Digest of EPlus, Inc. v. Lawson Software, Inc., No. 2013-1506, 2013-1587 (Fed. Cir. July 25, 2014) (precedential). On appeal from E.D. Va. Before Prost, Dyk, and O’Malley.
Procedural Posture: The district court found that five claims were valid, a jury found that all five claims were infringed, and the district court entered an injunction. In a first appeal, the CAFC held that only claim 26 was valid and infringed, and remanded for the district court to modify the injunction. On remand, the district court modified the injunction and found Lawson in civil contempt for violating the injunction. Lawson appealed both rulings. In another case, the CAFC upheld a ruling in a USPTO reexamination cancelling claim 26 as invalid. The CAFC vacated both the injunction and the contempt order.
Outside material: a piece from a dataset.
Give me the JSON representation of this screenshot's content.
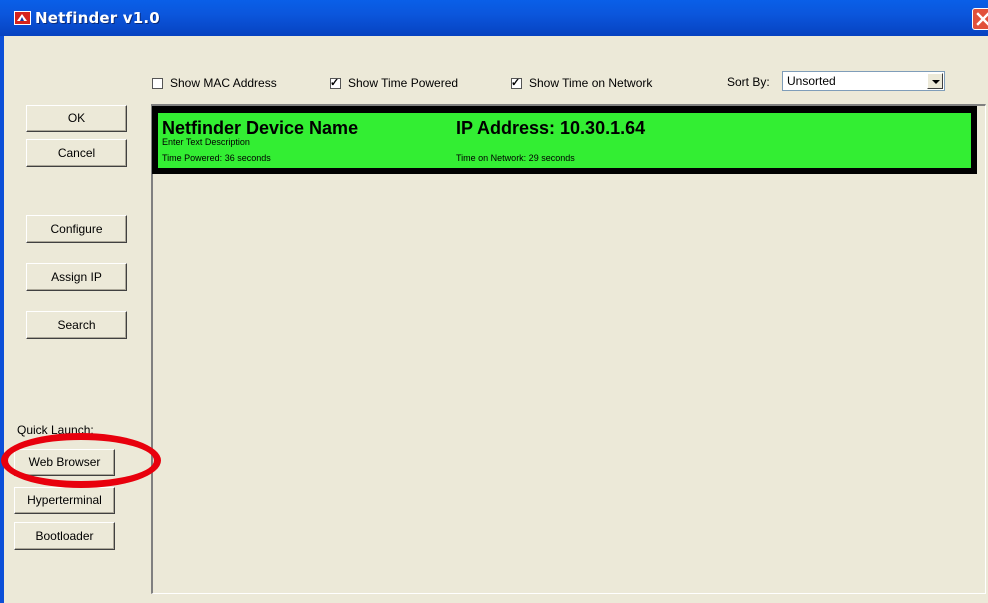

- Injunction: An injunction must be reversed following a final judgment that the asserted patent is invalid. Because the PTO found claim 26 invalid and the CAFC affirmed that decision, claim 26 “no longer confers any rights that support an injunction against infringement.” The CAFC vacated the injunction.
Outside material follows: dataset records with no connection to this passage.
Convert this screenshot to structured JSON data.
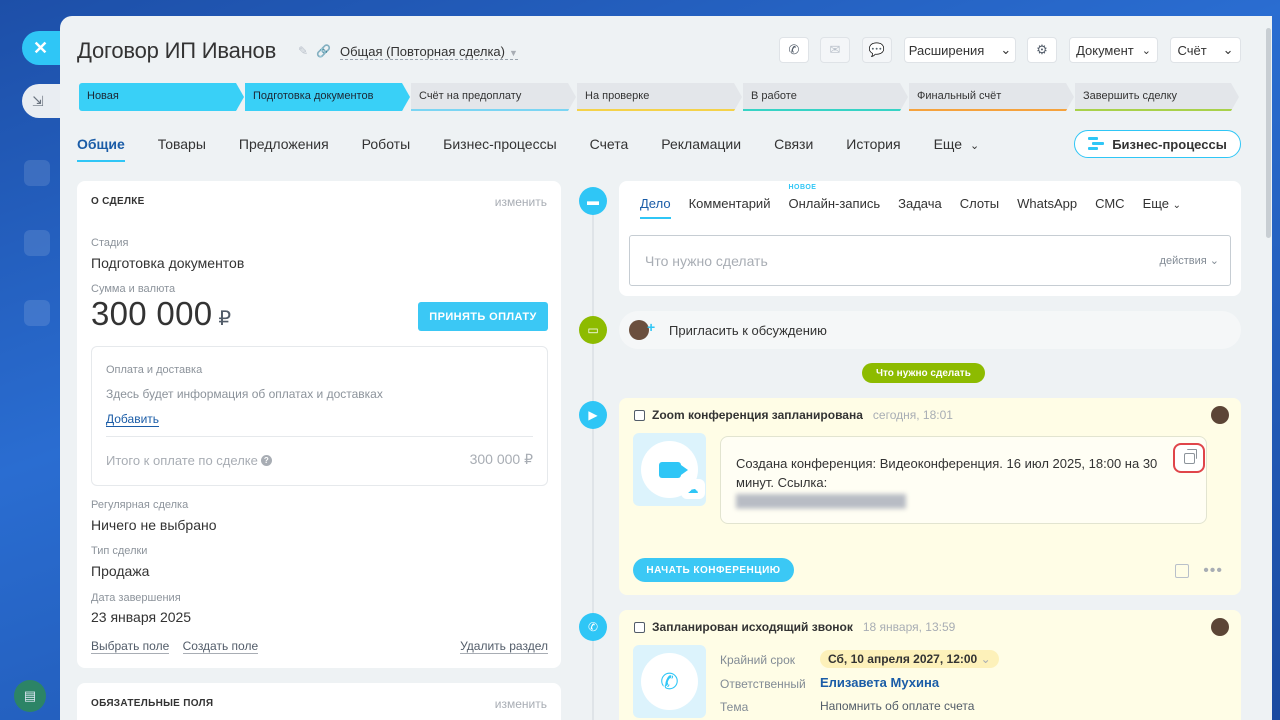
{
  "deal": {
    "title": "Договор ИП Иванов",
    "category": "Общая (Повторная сделка)"
  },
  "toolbar": {
    "extensions": "Расширения",
    "document": "Документ",
    "invoice": "Счёт"
  },
  "stages": [
    {
      "label": "Новая",
      "state": "active",
      "color": "#39d0f7"
    },
    {
      "label": "Подготовка документов",
      "state": "active",
      "color": "#39d0f7"
    },
    {
      "label": "Счёт на предоплату",
      "state": "inactive",
      "color": "#7bd5f3"
    },
    {
      "label": "На проверке",
      "state": "inactive",
      "color": "#f4d24a"
    },
    {
      "label": "В работе",
      "state": "inactive",
      "color": "#37d3c5"
    },
    {
      "label": "Финальный счёт",
      "state": "inactive",
      "color": "#f5a23d"
    },
    {
      "label": "Завершить сделку",
      "state": "inactive",
      "color": "#a8d14a"
    }
  ],
  "tabs": [
    {
      "label": "Общие",
      "active": true
    },
    {
      "label": "Товары",
      "active": false
    },
    {
      "label": "Предложения",
      "active": false
    },
    {
      "label": "Роботы",
      "active": false
    },
    {
      "label": "Бизнес-процессы",
      "active": false
    },
    {
      "label": "Счета",
      "active": false
    },
    {
      "label": "Рекламации",
      "active": false
    },
    {
      "label": "Связи",
      "active": false
    },
    {
      "label": "История",
      "active": false
    },
    {
      "label": "Еще",
      "active": false
    }
  ],
  "bp_button": "Бизнес-процессы",
  "about": {
    "header": "О СДЕЛКЕ",
    "edit": "изменить",
    "stage_label": "Стадия",
    "stage_value": "Подготовка документов",
    "amount_label": "Сумма и валюта",
    "amount_value": "300 000",
    "currency": "₽",
    "accept_payment": "ПРИНЯТЬ ОПЛАТУ",
    "payment_box": {
      "title": "Оплата и доставка",
      "info": "Здесь будет информация об оплатах и доставках",
      "add": "Добавить",
      "total_label": "Итого к оплате по сделке",
      "total_value": "300 000 ₽"
    },
    "regular_label": "Регулярная сделка",
    "regular_value": "Ничего не выбрано",
    "type_label": "Тип сделки",
    "type_value": "Продажа",
    "close_label": "Дата завершения",
    "close_value": "23 января 2025",
    "select_field": "Выбрать поле",
    "create_field": "Создать поле",
    "delete_section": "Удалить раздел"
  },
  "required": {
    "header": "ОБЯЗАТЕЛЬНЫЕ ПОЛЯ",
    "edit": "изменить"
  },
  "editor": {
    "tabs": [
      "Дело",
      "Комментарий",
      "Онлайн-запись",
      "Задача",
      "Слоты",
      "WhatsApp",
      "СМС",
      "Еще"
    ],
    "new_badge": "НОВОЕ",
    "placeholder": "Что нужно сделать",
    "actions": "действия"
  },
  "invite": "Пригласить к обсуждению",
  "todo_pill": "Что нужно сделать",
  "zoom_activity": {
    "title": "Zoom конференция запланирована",
    "time": "сегодня, 18:01",
    "text": "Создана конференция: Видеоконференция. 16 июл 2025, 18:00 на 30 минут. Ссылка:",
    "start": "НАЧАТЬ КОНФЕРЕНЦИЮ"
  },
  "call_activity": {
    "title": "Запланирован исходящий звонок",
    "time": "18 января, 13:59",
    "deadline_label": "Крайний срок",
    "deadline_value": "Сб, 10 апреля 2027, 12:00",
    "responsible_label": "Ответственный",
    "responsible_value": "Елизавета Мухина",
    "topic_label": "Тема",
    "topic_value": "Напомнить об оплате счета"
  }
}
- Damages: “[C]ompensatory civil contempt remedies must be set aside when the injunction on which they are based is set aside because the patent is  invalid.” If Lawson had been found guilty of criminal contempt, those penalties would not have been set aside, but the rule for civil contempt is that “the right to remedial relief falls with an injunction which events prove was erroneously issued.” Thus, the CAFC vacated the civil contempt sanctions. The CAFC also noted that they did not address whether civil contempt sanctions would survive if the district court’s injunction had been final when the civil contempt sanctions were imposed. The district court’s modified injunction was not final when the USPTO canceled claim 26, because the scope of relief had yet to be determined: the CAFC had earlier remanded the case to the district court to reconsider the injunction, and Lawson had appealed the modified injunction resulting from the remand.
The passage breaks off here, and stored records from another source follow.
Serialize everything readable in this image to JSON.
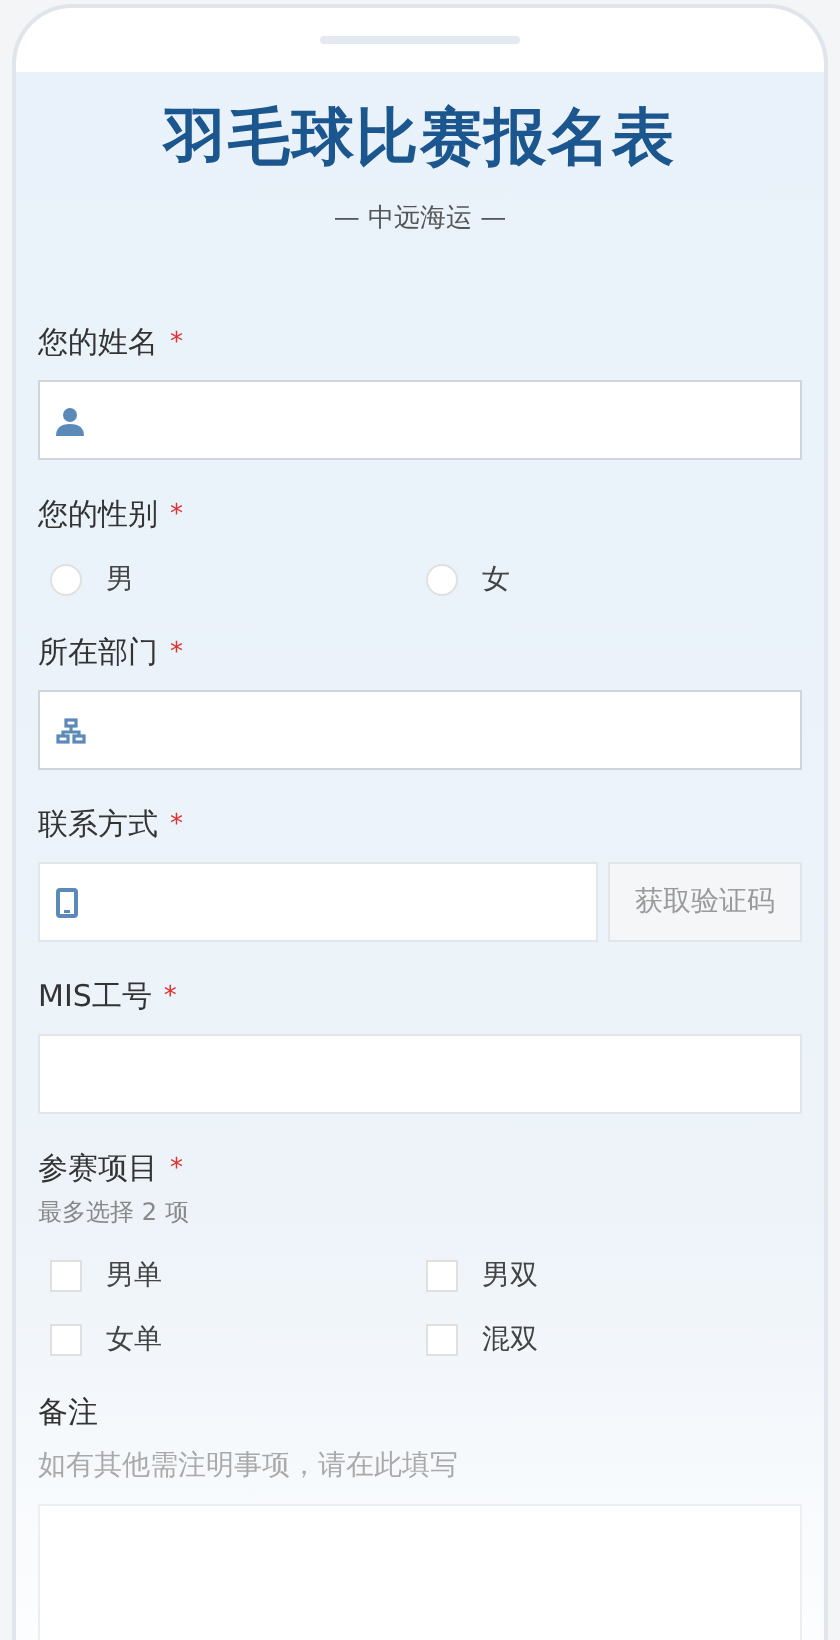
{
  "title": "羽毛球比赛报名表",
  "subtitle": "— 中远海运 —",
  "fields": [
    {
      "kind": "text",
      "label": "您的姓名",
      "required_mark": "*"
    },
    {
      "kind": "radio",
      "label": "您的性别",
      "required_mark": "*",
      "options": [
        {
          "label": "男",
          "selected": false
        },
        {
          "label": "女",
          "selected": false
        }
      ]
    },
    {
      "kind": "text",
      "label": "所在部门",
      "required_mark": "*"
    },
    {
      "kind": "code",
      "label": "联系方式",
      "required_mark": "*",
      "button": "获取验证码"
    },
    {
      "kind": "text",
      "label": "MIS工号",
      "required_mark": "*"
    },
    {
      "kind": "checkbox",
      "label": "参赛项目",
      "required_mark": "*",
      "hint": "最多选择 2 项",
      "options": [
        {
          "label": "男单",
          "checked": false
        },
        {
          "label": "男双",
          "checked": false
        },
        {
          "label": "女单",
          "checked": false
        },
        {
          "label": "混双",
          "checked": false
        }
      ]
    },
    {
      "kind": "textarea",
      "label": "备注",
      "hint": "如有其他需注明事项，请在此填写"
    }
  ]
}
- Damages: The injunction should have been considered final when it was first entered and Lawson failed to appeal the validity of claim 26. Furthermore, in the first appeal, the CAFC had only directed the district court to “consider” necessary changes to the injunction; the CAFC did not vacate the injunction or direct the district court to “revise or reconsider” the injunction. Thus, the civil contempt ruling for past violations of the injunction should stand because the injunction was final well before claim 26 was cancelled by the PTO.